2. The high-speed network data real-time acquisition method according to claim 1, characterized in that, The IP flow feature calculation and database entry, as well as IP data collection, can all be accelerated using multi-threading as needed.
3. The high-speed network data real-time acquisition method according to claim 2, characterized in that, Add a reference count to each data packet pointer, and return the circular buffer to release memory space after a data packet pointer has completed feature calculation and data acquisition operations.
4. The high-speed network data real-time acquisition method according to claim 3, characterized in that, The high-speed network data real-time acquisition method only stores IP packets and metadata once during the entire processing, reducing data copying overhead.
5. The high-speed network data real-time acquisition method according to claim 4, characterized in that, The five-tuple contains the source IP address, destination IP address, source port, destination port, and protocol number.

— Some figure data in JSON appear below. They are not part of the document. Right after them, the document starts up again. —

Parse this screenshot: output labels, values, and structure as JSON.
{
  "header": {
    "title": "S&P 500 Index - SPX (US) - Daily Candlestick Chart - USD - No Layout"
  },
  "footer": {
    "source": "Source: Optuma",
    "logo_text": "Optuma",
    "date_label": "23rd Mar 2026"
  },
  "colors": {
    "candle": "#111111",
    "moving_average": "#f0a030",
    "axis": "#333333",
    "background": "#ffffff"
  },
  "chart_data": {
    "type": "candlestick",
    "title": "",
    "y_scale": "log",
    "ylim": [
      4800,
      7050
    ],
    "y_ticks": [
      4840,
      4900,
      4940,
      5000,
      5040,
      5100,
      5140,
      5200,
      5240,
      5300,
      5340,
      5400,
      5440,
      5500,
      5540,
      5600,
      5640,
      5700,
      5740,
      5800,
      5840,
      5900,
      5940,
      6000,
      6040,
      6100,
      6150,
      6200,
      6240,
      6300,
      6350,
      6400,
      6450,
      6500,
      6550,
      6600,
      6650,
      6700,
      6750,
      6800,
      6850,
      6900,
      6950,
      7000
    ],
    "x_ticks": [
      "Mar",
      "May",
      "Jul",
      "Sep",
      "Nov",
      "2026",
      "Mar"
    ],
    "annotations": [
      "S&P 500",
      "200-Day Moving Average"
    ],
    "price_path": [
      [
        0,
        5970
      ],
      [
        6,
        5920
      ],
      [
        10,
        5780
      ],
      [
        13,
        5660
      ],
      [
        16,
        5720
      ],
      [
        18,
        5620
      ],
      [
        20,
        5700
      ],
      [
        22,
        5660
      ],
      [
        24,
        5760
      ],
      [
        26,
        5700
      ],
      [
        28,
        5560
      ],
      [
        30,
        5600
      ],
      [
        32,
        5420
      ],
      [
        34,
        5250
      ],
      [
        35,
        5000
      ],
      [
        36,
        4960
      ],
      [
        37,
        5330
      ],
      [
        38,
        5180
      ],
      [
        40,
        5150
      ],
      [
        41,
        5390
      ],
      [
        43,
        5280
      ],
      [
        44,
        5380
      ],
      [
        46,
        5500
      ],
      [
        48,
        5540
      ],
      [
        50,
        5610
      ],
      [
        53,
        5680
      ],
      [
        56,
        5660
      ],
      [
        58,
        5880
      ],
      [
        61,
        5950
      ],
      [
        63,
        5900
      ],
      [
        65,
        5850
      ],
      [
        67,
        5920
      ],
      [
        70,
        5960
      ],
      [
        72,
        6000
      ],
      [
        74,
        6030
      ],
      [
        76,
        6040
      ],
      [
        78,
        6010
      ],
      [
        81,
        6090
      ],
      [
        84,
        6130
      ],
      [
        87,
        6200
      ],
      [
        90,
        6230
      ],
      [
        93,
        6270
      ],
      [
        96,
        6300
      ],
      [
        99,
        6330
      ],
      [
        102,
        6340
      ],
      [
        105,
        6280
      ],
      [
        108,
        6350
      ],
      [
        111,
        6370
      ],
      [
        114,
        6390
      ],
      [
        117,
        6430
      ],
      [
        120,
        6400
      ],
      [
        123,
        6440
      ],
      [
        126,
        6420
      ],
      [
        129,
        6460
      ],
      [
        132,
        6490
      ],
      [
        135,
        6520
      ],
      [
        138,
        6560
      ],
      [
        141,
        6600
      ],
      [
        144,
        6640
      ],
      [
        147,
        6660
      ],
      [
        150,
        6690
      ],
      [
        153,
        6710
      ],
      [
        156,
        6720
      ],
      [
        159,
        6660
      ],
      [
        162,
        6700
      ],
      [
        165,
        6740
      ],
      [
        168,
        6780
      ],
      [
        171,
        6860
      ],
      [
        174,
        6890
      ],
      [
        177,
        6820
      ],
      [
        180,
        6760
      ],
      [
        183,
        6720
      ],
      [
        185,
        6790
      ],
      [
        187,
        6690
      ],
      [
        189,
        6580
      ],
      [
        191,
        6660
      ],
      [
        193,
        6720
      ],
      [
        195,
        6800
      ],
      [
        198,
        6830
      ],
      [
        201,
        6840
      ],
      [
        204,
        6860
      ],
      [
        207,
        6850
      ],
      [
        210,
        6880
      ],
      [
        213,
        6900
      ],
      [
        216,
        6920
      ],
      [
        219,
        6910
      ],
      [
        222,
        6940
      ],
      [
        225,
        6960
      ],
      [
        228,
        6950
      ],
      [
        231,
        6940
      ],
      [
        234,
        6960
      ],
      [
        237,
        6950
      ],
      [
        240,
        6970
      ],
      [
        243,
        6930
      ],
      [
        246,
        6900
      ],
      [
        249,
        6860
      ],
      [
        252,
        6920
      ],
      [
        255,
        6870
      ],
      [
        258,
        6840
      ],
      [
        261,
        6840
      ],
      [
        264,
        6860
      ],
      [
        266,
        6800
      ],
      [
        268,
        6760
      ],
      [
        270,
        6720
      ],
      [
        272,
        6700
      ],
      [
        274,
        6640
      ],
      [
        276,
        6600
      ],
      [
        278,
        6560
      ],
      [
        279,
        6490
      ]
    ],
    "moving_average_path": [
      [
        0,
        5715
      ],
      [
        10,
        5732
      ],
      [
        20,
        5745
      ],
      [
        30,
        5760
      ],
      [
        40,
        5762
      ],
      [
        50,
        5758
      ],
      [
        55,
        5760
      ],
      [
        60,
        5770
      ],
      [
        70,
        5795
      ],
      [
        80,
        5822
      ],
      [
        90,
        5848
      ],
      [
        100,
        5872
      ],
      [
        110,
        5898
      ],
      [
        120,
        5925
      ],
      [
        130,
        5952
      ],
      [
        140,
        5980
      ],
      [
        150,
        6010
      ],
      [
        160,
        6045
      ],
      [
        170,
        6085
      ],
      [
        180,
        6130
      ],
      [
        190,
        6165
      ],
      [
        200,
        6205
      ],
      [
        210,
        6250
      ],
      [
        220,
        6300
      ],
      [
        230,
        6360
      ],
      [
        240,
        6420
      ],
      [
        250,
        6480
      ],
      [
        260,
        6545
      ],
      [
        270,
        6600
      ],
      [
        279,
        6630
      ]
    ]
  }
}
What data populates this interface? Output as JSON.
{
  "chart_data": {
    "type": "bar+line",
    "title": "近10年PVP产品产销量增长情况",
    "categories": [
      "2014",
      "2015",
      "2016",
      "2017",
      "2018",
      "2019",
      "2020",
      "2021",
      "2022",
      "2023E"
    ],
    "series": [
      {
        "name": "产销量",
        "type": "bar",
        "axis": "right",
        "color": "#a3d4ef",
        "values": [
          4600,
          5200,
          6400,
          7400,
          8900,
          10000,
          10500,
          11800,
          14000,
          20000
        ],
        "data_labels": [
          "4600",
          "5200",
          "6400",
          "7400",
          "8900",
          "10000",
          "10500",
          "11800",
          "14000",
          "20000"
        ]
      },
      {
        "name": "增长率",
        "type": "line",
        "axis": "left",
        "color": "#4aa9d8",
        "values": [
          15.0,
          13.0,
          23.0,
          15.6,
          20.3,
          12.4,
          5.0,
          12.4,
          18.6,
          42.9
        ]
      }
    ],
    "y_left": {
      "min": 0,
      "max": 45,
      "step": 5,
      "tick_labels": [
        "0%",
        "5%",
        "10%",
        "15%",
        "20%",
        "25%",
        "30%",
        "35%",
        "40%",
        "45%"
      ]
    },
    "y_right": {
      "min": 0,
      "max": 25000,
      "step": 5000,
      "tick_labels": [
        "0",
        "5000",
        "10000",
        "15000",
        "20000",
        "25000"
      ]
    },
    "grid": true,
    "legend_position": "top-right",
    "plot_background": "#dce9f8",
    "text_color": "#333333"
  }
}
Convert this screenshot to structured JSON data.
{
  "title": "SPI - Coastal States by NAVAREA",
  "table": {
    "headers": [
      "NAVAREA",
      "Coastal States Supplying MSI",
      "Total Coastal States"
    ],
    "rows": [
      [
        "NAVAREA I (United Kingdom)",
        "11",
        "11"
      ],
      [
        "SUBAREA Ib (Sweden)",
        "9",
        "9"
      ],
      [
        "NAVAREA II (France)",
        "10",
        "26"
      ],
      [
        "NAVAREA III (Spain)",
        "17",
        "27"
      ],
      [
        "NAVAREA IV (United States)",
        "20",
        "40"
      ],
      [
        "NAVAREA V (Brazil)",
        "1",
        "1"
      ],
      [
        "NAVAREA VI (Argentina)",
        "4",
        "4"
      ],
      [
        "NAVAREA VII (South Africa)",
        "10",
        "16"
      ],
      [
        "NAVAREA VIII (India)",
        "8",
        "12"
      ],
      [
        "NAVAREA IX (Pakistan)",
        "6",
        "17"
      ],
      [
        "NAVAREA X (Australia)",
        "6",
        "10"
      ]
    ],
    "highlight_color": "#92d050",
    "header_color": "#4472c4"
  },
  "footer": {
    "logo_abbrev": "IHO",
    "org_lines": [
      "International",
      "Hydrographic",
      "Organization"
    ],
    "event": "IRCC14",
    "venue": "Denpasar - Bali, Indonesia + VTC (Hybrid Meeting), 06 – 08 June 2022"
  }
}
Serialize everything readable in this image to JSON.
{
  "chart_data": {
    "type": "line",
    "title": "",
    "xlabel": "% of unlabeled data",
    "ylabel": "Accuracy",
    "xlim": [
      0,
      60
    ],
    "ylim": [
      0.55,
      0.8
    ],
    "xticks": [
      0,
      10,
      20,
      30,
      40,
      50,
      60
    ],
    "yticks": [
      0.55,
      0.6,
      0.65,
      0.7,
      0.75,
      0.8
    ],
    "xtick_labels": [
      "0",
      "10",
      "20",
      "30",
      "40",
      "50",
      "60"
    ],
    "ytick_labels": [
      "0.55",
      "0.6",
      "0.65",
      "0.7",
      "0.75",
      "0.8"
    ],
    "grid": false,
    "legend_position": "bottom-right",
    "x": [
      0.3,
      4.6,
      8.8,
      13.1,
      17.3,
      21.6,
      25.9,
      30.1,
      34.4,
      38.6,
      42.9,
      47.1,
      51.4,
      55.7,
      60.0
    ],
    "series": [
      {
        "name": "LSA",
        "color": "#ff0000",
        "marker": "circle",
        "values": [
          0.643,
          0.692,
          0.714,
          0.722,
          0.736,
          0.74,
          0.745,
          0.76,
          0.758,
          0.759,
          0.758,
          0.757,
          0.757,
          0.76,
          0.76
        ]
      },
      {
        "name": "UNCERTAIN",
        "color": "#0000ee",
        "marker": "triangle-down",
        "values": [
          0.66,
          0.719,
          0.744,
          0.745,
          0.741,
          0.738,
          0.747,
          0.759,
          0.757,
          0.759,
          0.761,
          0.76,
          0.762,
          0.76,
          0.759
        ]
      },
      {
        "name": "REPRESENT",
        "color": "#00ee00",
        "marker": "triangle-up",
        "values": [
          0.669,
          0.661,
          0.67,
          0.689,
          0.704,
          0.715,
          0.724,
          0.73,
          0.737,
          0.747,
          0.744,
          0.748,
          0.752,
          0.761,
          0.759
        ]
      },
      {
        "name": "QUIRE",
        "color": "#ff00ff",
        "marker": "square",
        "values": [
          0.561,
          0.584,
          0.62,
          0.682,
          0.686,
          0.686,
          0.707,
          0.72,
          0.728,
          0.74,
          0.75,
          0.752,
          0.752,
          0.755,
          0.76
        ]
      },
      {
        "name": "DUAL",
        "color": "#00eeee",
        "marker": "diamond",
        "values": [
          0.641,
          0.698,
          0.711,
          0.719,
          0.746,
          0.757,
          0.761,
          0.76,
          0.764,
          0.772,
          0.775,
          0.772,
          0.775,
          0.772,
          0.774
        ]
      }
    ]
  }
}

6. The method for real-time acquisition of high-speed network data according to claim 5, characterized in that, The stream features include a timestamp list and a packet length list.
7. An electronic device, characterized in that, include: Processor and memory; The memory is used to store a computer program, and the processor is used to execute the computer program stored in the memory to cause the electronic device to perform the method as described in any one of claims 1 to 6.
8. A computer-readable storage medium having a computer program stored thereon, characterized in that, When the computer program is executed by a processor, it implements the method as described in any one of claims 1 to 6.
9. A chip, characterized in that, include: A processor for retrieving and running a computer program from memory, causing a device on which the chip is mounted to perform the method as described in any one of claims 1 to 6.
10. A computer program product, characterized in that, The computer program product includes a computer storage medium storing a computer program, the computer program including instructions executable by at least one processor, which, when executed by the at least one processor, implement the method as described in any one of claims 1 to 6.